Diabetes is a chronic condition that affects millions of people worldwide. According to the International Diabetes Federation, India alone had over 73 million individuals living with diabetes in 2017. This number was expected to grow to 134 million people by 2045 led by a rapid growth in prevalence in urban India.
While diabetes is widely known for its impact on overall health, did you know that it can also affect your oral health? That's right, diabetes has a hidden connection to your teeth and gums. In this blog post, we'll explore the relationship between diabetes and oral health and what you can do to protect your smile.
The Connection Between Diabetes and Oral Health
Studies have shown that people with diabetes are at an increased risk for gum disease, tooth decay, and other oral health problems. This is because high blood sugar levels can weaken the immune system, making it harder for the body to fight off bacteria that cause gum disease, infections and other oral health problems. Moreover, the occurrence of gum diseases and dental infections can take longer to heal and even worsen other symptoms of the diabetes.
Higher blood sugar levels result in higher sugar levels in the saliva too. Bacteria present in plaque use this high sugar content in saliva for sustenance. These bacterial infections eventually lead to tooth decay, cavities, and a host of other issues. If the affected tooth is left untreated, a diabetic patient might experience tooth loss.
Additionally, people with uncontrolled diabetes are more likely to experience dry mouth, which can lead to a higher risk of tooth decay and gum disease as well.
Symptoms of Diabetes and Oral Health
Oral manifestations of diabetes are varied but prominent. Let us have a look at some common symptoms of oral health problems and diabetes.
- Xerostomia – usually referred to as dryness of the mouth.
- Delayed wound healing – impaired healing of wounds or ulcers in the mouth.
- Increased severity of infection in mouth – diabetes might result in increased rates of incidence as well as severity of oral infections.
- Parotid salivary gland enlargement – “Parotitis” is the medical term for a swollen parotid gland. Your parotid glands are located on the side of your face, between your ear and your jaw.
- Gingivitis - It is a common gum disease causing irritation, redness and swelling of your gums
- Thrush – Diabetics who take antibiotics are prone to contracting fungal infections in the mouth called thrush.
How to Protect Your Smile if You Have Diabetes
- Control your blood sugar levels. Maintaining good blood sugar control is crucial for overall health, including oral health. Make sure to follow your doctor's instructions and monitor your blood sugar levels regularly.

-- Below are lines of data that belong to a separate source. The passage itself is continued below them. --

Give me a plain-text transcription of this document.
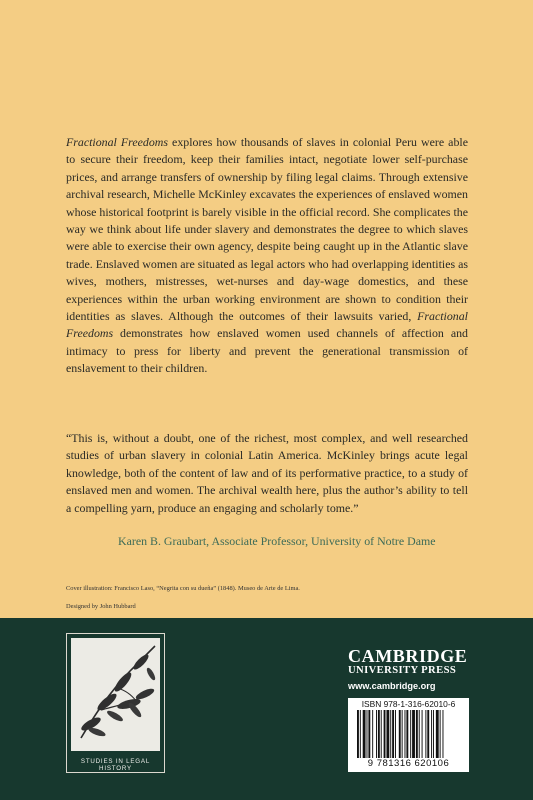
Fractional Freedoms explores how thousands of slaves in colonial Peru were able to secure their freedom, keep their families intact, negotiate lower self-purchase prices, and arrange transfers of ownership by filing legal claims. Through extensive archival research, Michelle McKinley excavates the experiences of enslaved women whose historical footprint is barely visible in the official record. She complicates the way we think about life under slavery and demonstrates the degree to which slaves were able to exercise their own agency, despite being caught up in the Atlantic slave trade. Enslaved women are situated as legal actors who had overlapping identities as wives, mothers, mistresses, wet-nurses and day-wage domestics, and these experiences within the urban working environment are shown to condition their identities as slaves. Although the outcomes of their lawsuits varied, Fractional Freedoms demonstrates how enslaved women used channels of affection and intimacy to press for liberty and prevent the generational transmission of enslavement to their children.

“This is, without a doubt, one of the richest, most complex, and well researched studies of urban slavery in colonial Latin America. McKinley brings acute legal knowledge, both of the content of law and of its performative practice, to a study of enslaved men and women. The archival wealth here, plus the author’s ability to tell a compelling yarn, produce an engaging and scholarly tome.”

Karen B. Graubart, Associate Professor, University of Notre Dame
Cover illustration: Francisco Laso, “Negrita con su dueña” (1848). Museo de Arte de Lima.
Designed by John Hubbard
STUDIES IN LEGAL HISTORY
CAMBRIDGE
UNIVERSITY PRESS
www.cambridge.org
ISBN 978-1-316-62010-6
9 781316 620106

- Practice good oral hygiene. Brush your teeth twice a day, floss daily, and visit your dentist regularly for cleanings and check-ups. This will help to remove plaque and prevent gum disease. If you wear dentures, clean them daily.
- Stay hydrated. Dry mouth can be a side effect of diabetes, so it's important to drink plenty of water to keep your mouth hydrated.
- Avoid sugary foods and drinks. High sugar intake can lead to tooth decay, so it's important to limit your consumption of sugary foods and drinks.
- Inform your dentist about your diabetes. Your dentist needs to be aware of your diabetes so they can adjust their treatment plan accordingly. They may also be able to provide additional tips and recommendations to help keep your smile healthy.
- Quit smoking.
Check Out Daybreak’s Range of Oral Care Essentials
With an increase in salivary glucose levels among diabetic patients the saccharolytic bacteria in saliva starts decaying tooth and oral tissues. SLS, a surfactant, is added to most commercial toothpastes as a foaming agent. This SLS is also known to be an irritant to the oral tissues. Daybreak Brighten toothpaste is an SLS-free and fluoride-free toothpaste made from a blend of natural and science-based ingredients.
This toothpaste contains:
- Pineapple and papaya enzymes - naturally eliminate tooth stains
- Hydroxyapatite - strengthens the tooth enamel through a process known as remineralization
- Calcium Carbonate – neutralizes plaque acids
In conclusion, diabetes and oral health are connected and it's important to be aware of this relationship to protect your smile. By following good oral hygiene practices and working closely with your healthcare team, you can maintain good oral health despite having diabetes.